Microsoft devrait solliciter dans les prochaines semaines l'aval de la Commission européenne (CE) à cette acquisition, la plus importante jamais réalisée par le géant américain de l'informatique.

Salesforce, spécialiste des logiciels de la relation client qui souhaitait aussi mettre la main sur LinkedIn, a exhorté l'exécutif européen à ne pas se contenter d'un simple examen pour cette opération qui, selon lui, menace l'innovation et la concurrence.

"En devenant propriétaire de la base de données unique de LinkedIn sur 450 millions de professionnels dans plus de 200 pays, Microsoft sera en mesure d'empêcher l'accès de ses concurrents à ces données et, ainsi, d'obtenir un avantage compétitif injuste", affirme Burke Norton, directeur juridique de Salesforce, dans un communiqué.

Son homologue de Microsoft, Brad Smith, a répliqué dans un communiqué: "Salesforce n'en est peut-être pas informé mais la conclusion de l'opération a déjà été approuvée aux Etats-Unis, au Canada et au Brésil.

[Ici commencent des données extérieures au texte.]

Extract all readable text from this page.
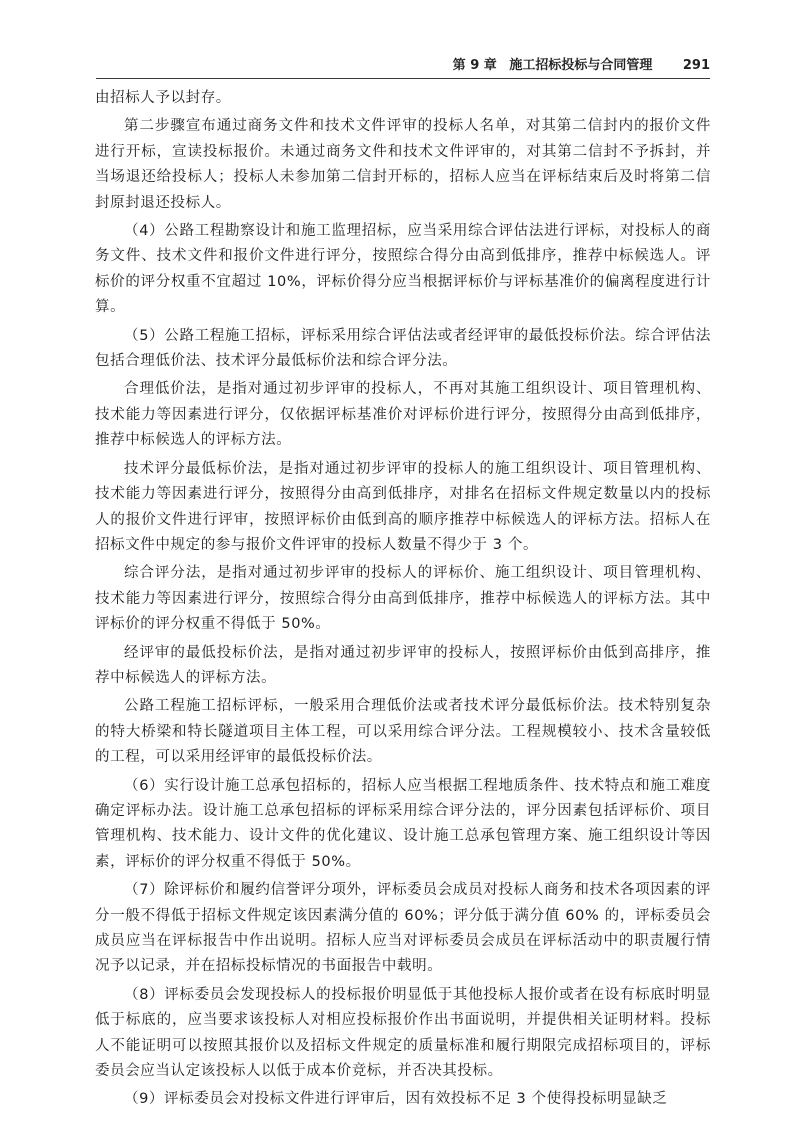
第 9 章 施工招标投标与合同管理 291

由招标人予以封存。

第二步骤宣布通过商务文件和技术文件评审的投标人名单，对其第二信封内的报价文件进行开标，宣读投标报价。未通过商务文件和技术文件评审的，对其第二信封不予拆封，并当场退还给投标人；投标人未参加第二信封开标的，招标人应当在评标结束后及时将第二信封原封退还投标人。

（4）公路工程勘察设计和施工监理招标，应当采用综合评估法进行评标，对投标人的商务文件、技术文件和报价文件进行评分，按照综合得分由高到低排序，推荐中标候选人。评标价的评分权重不宜超过 10%，评标价得分应当根据评标价与评标基准价的偏离程度进行计算。

（5）公路工程施工招标，评标采用综合评估法或者经评审的最低投标价法。综合评估法包括合理低价法、技术评分最低标价法和综合评分法。

合理低价法，是指对通过初步评审的投标人，不再对其施工组织设计、项目管理机构、技术能力等因素进行评分，仅依据评标基准价对评标价进行评分，按照得分由高到低排序，推荐中标候选人的评标方法。

技术评分最低标价法，是指对通过初步评审的投标人的施工组织设计、项目管理机构、技术能力等因素进行评分，按照得分由高到低排序，对排名在招标文件规定数量以内的投标人的报价文件进行评审，按照评标价由低到高的顺序推荐中标候选人的评标方法。招标人在招标文件中规定的参与报价文件评审的投标人数量不得少于 3 个。

综合评分法，是指对通过初步评审的投标人的评标价、施工组织设计、项目管理机构、技术能力等因素进行评分，按照综合得分由高到低排序，推荐中标候选人的评标方法。其中评标价的评分权重不得低于 50%。

经评审的最低投标价法，是指对通过初步评审的投标人，按照评标价由低到高排序，推荐中标候选人的评标方法。

公路工程施工招标评标，一般采用合理低价法或者技术评分最低标价法。技术特别复杂的特大桥梁和特长隧道项目主体工程，可以采用综合评分法。工程规模较小、技术含量较低的工程，可以采用经评审的最低投标价法。

（6）实行设计施工总承包招标的，招标人应当根据工程地质条件、技术特点和施工难度确定评标办法。设计施工总承包招标的评标采用综合评分法的，评分因素包括评标价、项目管理机构、技术能力、设计文件的优化建议、设计施工总承包管理方案、施工组织设计等因素，评标价的评分权重不得低于 50%。

（7）除评标价和履约信誉评分项外，评标委员会成员对投标人商务和技术各项因素的评分一般不得低于招标文件规定该因素满分值的 60%；评分低于满分值 60% 的，评标委员会成员应当在评标报告中作出说明。招标人应当对评标委员会成员在评标活动中的职责履行情况予以记录，并在招标投标情况的书面报告中载明。

（8）评标委员会发现投标人的投标报价明显低于其他投标人报价或者在设有标底时明显低于标底的，应当要求该投标人对相应投标报价作出书面说明，并提供相关证明材料。投标人不能证明可以按照其报价以及招标文件规定的质量标准和履行期限完成招标项目的，评标委员会应当认定该投标人以低于成本价竞标，并否决其投标。

（9）评标委员会对投标文件进行评审后，因有效投标不足 3 个使得投标明显缺乏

Nous nous engageons à continuer d'oeuvrer en faveur d'une concurrence par les prix sur un marché de la gestion de la relation clients sur lequel Salesforce occupe une position d'acteur dominant, imposant aujourd'hui à ses clients des prix plus élevés."

L'examen préliminaire par la Commission européenne des projets de fusion dure 25 jours ouvrés, qui peuvent être prolongés de quatre mois en cas de doutes sérieux. (Foo Yun Chee; Bertrand Boucey pour le service français, édité par Wilfrid Exbrayat)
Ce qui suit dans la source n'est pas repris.